Jill Dupleix's chicken kofta skewers with turmeric tahini (recipe here). Photo: William Meppem
Six ways to spice up your diet
▪ Use spices to add colour as well as flavour – turmeric in a salad dressing, on roasted cauliflower or to brighten rice, couscous or white quinoa; red paprika on scrambled eggs.
▪ Add more spice at breakfast. A sprinkle of cinnamon added to poached fruit and yoghurt; powdered ginger or cinnamon tossed through muesli or granola.
▪ Be generous with ginger. Keep a big root of fresh ginger in the fridge and grate it directly into a stir-fry, an Asian-style soup or even a dressing. Make a miso and ginger dressing for salads based on barley, quinoa or brown rice (Caroline Trickey whisks together two tablespoons of miso, 1½ tablespoons of brown rice vinegar, 1½ tablespoons of mirin, two teaspoons of tamari and one teaspoon of finely grated fresh ginger in a bowl)
▪ Roast brussels sprouts with chilli and cinnamon
▪ Roast carrots with dukkah and garlic or sweet potato with freshly ground nutmeg
▪ Add spice to grilled or barbecued meat. A 2010 study published in the American Journal of Clinical Nutrition found that a mix of ginger, oregano, rosemary and black pepper added to hamburgers before cooking reduced levels of carcinogenic compounds produced by grilling meat.
Spice mixes are a true convenience food. Good quality spice mixes can upgrade a dish with minimal effort – think chermoula added to baked salmon, a dusting of dukkah on hummus, smashed avo or bruschetta, or berbere, the earthy Ethiopian spice blend that works magic on black beans, French lentils or roast veg. Herbies Spices and the Gewurzhaus, which has shops in Sydney and Melbourne, have great spice mixes.
Fresh turmeric v dried
Which is best? It depends on what you're cooking. As with any spice, the dried version is much stronger says spice guru Ian Hemphill of Herbie's Spices and author of The Spice and Herb Bible. "You'd use fresh turmeric in an Asian curry paste or a dish that's not being cooked for very long and has lots of other fresh ingredients.

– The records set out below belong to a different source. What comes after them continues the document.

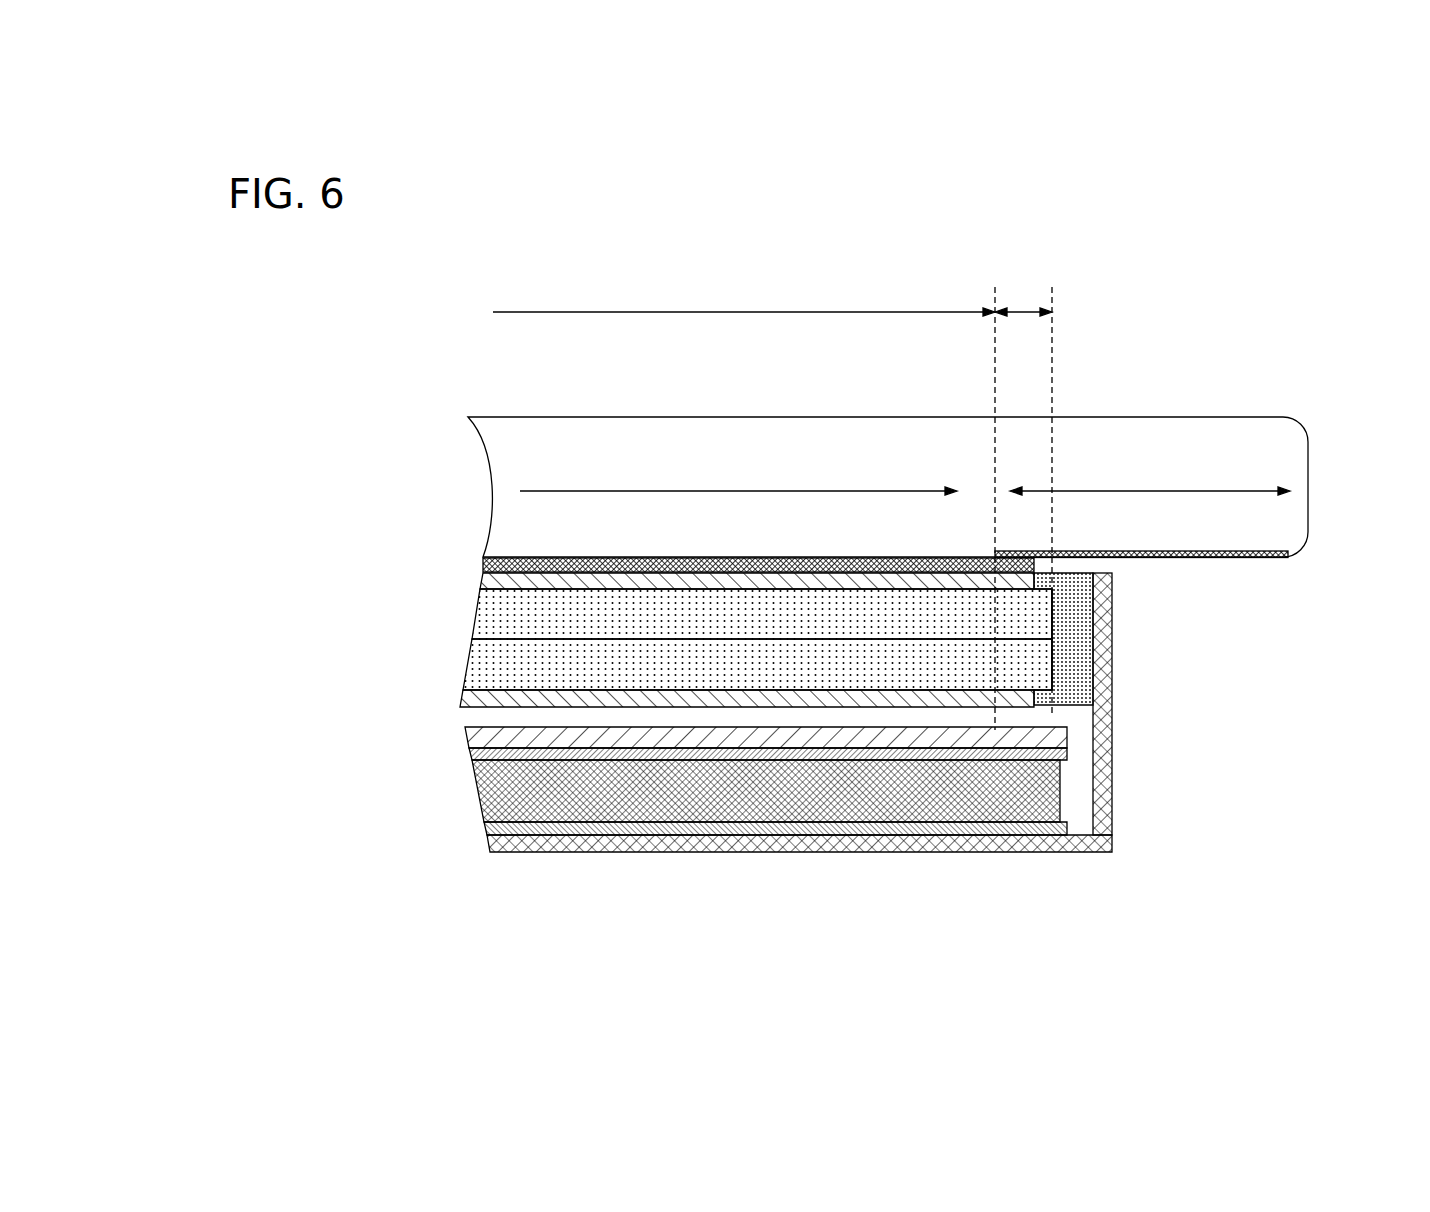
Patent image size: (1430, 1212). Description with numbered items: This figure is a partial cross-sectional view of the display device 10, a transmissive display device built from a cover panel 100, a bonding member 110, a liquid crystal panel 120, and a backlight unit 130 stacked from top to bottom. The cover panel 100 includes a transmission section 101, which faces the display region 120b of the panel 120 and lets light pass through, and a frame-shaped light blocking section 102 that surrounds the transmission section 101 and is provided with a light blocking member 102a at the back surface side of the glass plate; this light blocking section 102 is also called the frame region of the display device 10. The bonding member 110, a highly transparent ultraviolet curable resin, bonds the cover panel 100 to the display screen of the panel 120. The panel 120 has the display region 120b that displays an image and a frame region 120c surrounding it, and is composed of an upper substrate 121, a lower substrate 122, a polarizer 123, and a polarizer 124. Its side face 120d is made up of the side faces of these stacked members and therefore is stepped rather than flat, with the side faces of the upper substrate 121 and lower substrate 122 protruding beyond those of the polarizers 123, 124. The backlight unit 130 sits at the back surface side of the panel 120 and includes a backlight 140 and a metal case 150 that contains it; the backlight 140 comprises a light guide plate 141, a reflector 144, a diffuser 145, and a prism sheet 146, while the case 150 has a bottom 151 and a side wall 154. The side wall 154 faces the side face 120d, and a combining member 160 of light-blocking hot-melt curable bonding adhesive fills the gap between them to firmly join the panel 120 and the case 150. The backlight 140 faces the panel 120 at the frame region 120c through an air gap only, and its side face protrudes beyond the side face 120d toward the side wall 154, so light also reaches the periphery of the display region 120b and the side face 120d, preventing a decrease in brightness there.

The display device 10 is at (956, 210).
The cover panel 100 is at (505, 416).
The transmission section 101 is at (706, 491).
The light blocking section 102 is at (1170, 491).
The light blocking member 102a is at (1250, 553).
The bonding member 110 is at (625, 558).
The panel 120 is at (483, 573).
The display region 120b is at (613, 312).
The frame region 120c is at (1022, 312).
The side face 120d is at (1052, 640).
The upper substrate 121 is at (1025, 612).
The lower substrate 122 is at (1025, 665).
The polarizer 123 is at (1028, 584).
The polarizer 124 is at (1022, 697).
The backlight unit 130 is at (490, 850).
The backlight 140 is at (487, 833).
The light guide plate 141 is at (737, 787).
The reflector 144 is at (865, 852).
The diffuser 145 is at (617, 757).
The prism sheet 146 is at (541, 737).
The case 150 is at (923, 755).
The bottom 151 is at (1080, 850).
The side wall 154 is at (1112, 833).
The combining member 160 is at (1047, 705).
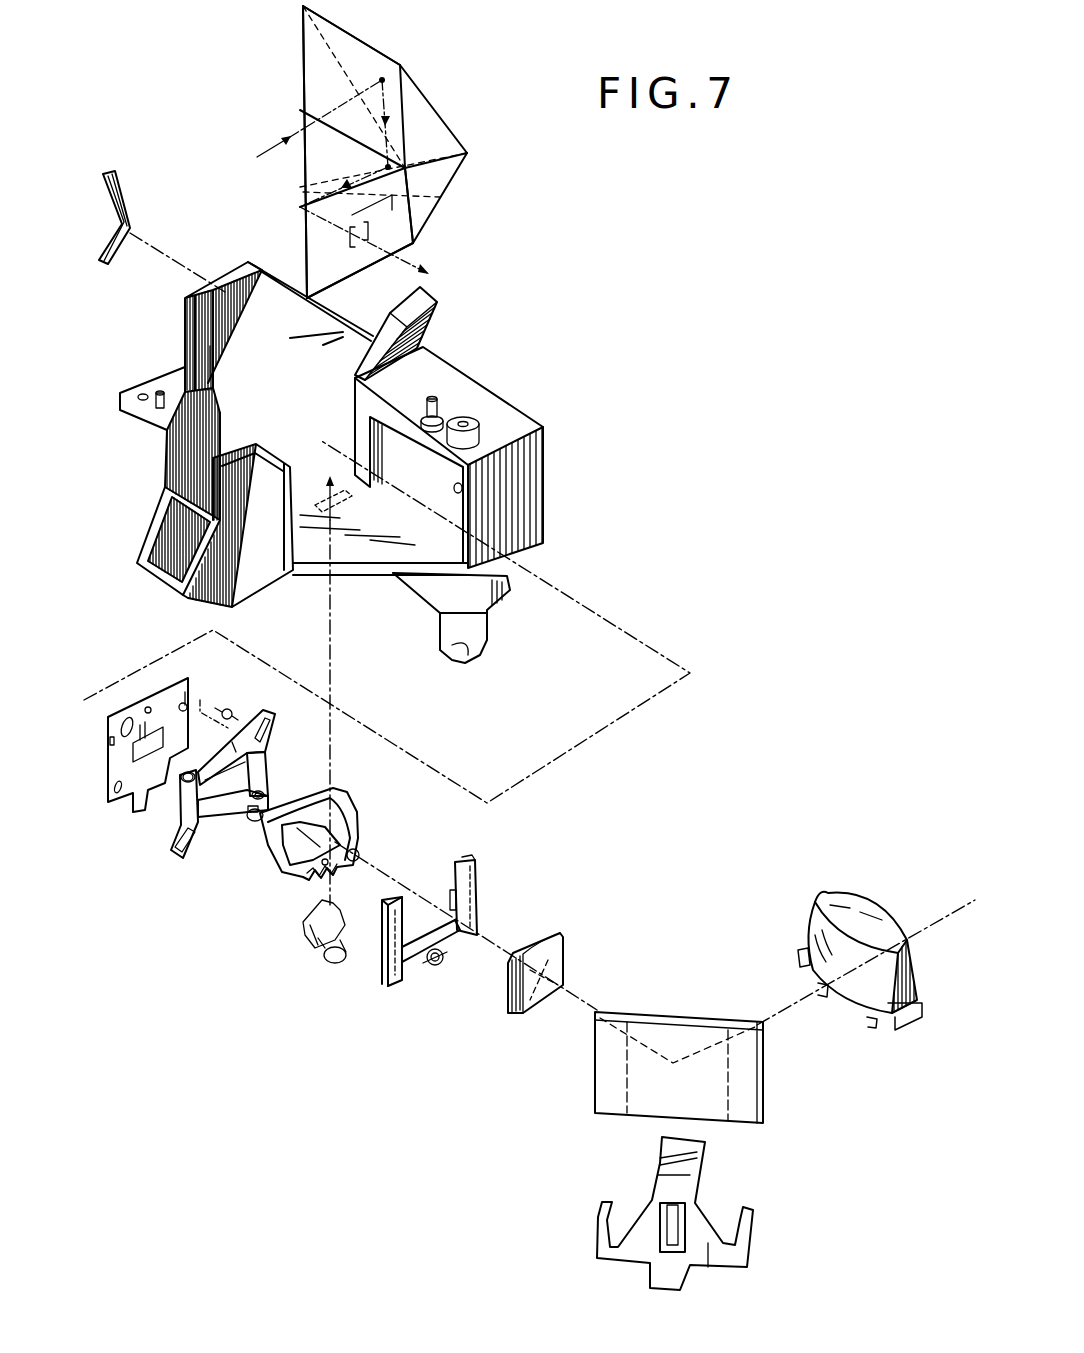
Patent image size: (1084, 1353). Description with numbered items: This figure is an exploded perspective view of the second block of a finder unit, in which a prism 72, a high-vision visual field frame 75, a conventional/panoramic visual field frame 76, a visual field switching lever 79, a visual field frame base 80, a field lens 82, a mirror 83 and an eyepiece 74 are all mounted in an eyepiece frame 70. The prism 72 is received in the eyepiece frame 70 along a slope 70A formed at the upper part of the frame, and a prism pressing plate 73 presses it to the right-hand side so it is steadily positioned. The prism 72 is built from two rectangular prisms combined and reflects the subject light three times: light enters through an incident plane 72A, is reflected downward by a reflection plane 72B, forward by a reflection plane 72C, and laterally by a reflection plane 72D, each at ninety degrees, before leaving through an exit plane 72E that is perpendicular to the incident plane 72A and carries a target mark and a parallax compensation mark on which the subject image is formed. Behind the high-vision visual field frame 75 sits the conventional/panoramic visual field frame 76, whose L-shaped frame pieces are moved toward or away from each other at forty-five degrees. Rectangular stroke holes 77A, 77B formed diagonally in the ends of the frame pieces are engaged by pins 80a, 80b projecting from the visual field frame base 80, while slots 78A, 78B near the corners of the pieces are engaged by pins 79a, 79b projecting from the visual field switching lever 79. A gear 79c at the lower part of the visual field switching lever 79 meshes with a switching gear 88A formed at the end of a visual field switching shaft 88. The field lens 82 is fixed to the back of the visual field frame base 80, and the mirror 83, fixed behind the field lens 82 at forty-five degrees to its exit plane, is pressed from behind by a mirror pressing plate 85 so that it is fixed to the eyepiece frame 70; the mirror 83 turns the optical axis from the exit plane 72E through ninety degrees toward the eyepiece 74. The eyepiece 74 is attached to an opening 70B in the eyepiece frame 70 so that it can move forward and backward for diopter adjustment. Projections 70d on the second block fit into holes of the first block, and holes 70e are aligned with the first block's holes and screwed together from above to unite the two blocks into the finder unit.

The eyepiece frame 70 is at (520, 382).
The slope 70A is at (265, 387).
The opening 70B is at (462, 488).
The projection 70d is at (159, 392).
The hole 70e is at (140, 397).
The prism 72 is at (474, 170).
The incident plane 72A is at (313, 68).
The reflection plane 72B is at (382, 67).
The reflection plane 72C is at (428, 185).
The reflection plane 72D is at (300, 207).
The exit plane 72E is at (315, 257).
The prism pressing plate 73 is at (105, 173).
The eyepiece 74 is at (817, 897).
The high-vision (H) visual field frame 75 is at (108, 780).
The conventional/panoramic (CP) visual field frame 76 is at (196, 850).
The stroke hole 77A is at (175, 848).
The stroke hole 77B is at (258, 730).
The slot 78A is at (182, 780).
The slot 78B is at (262, 790).
The visual field switching lever 79 is at (280, 873).
The pin 79a is at (250, 818).
The pin 79b is at (359, 850).
The gear 79c is at (345, 873).
The visual field frame base 80 is at (431, 933).
The pin 80a is at (380, 970).
The pin 80b is at (467, 853).
The field lens 82 is at (530, 1017).
The mirror 83 is at (598, 1097).
The mirror pressing plate 85 is at (692, 1207).
The visual field switching shaft 88 is at (292, 951).
The switching gear 88A is at (310, 907).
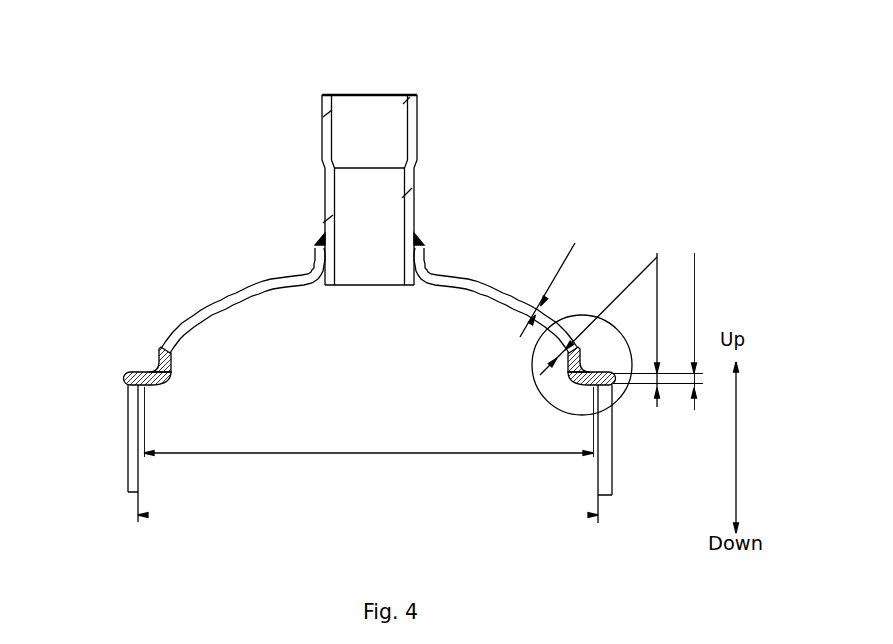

Dried turmeric powder would always be best in a curry or a tagine and anywhere where you need a stronger flavour."
As with cinnamon, there are two types of turmeric. Madras turmeric has a paler colour, milder flavour and is the one most often seen in supermarkets. On average, it has a curcumin content of 3.5 per cent, says Hemphill. Alleppey turmeric which has a darker colour, richer flavour and more curcumin (around 6.5 per cent) is better in curries and tagines, he says.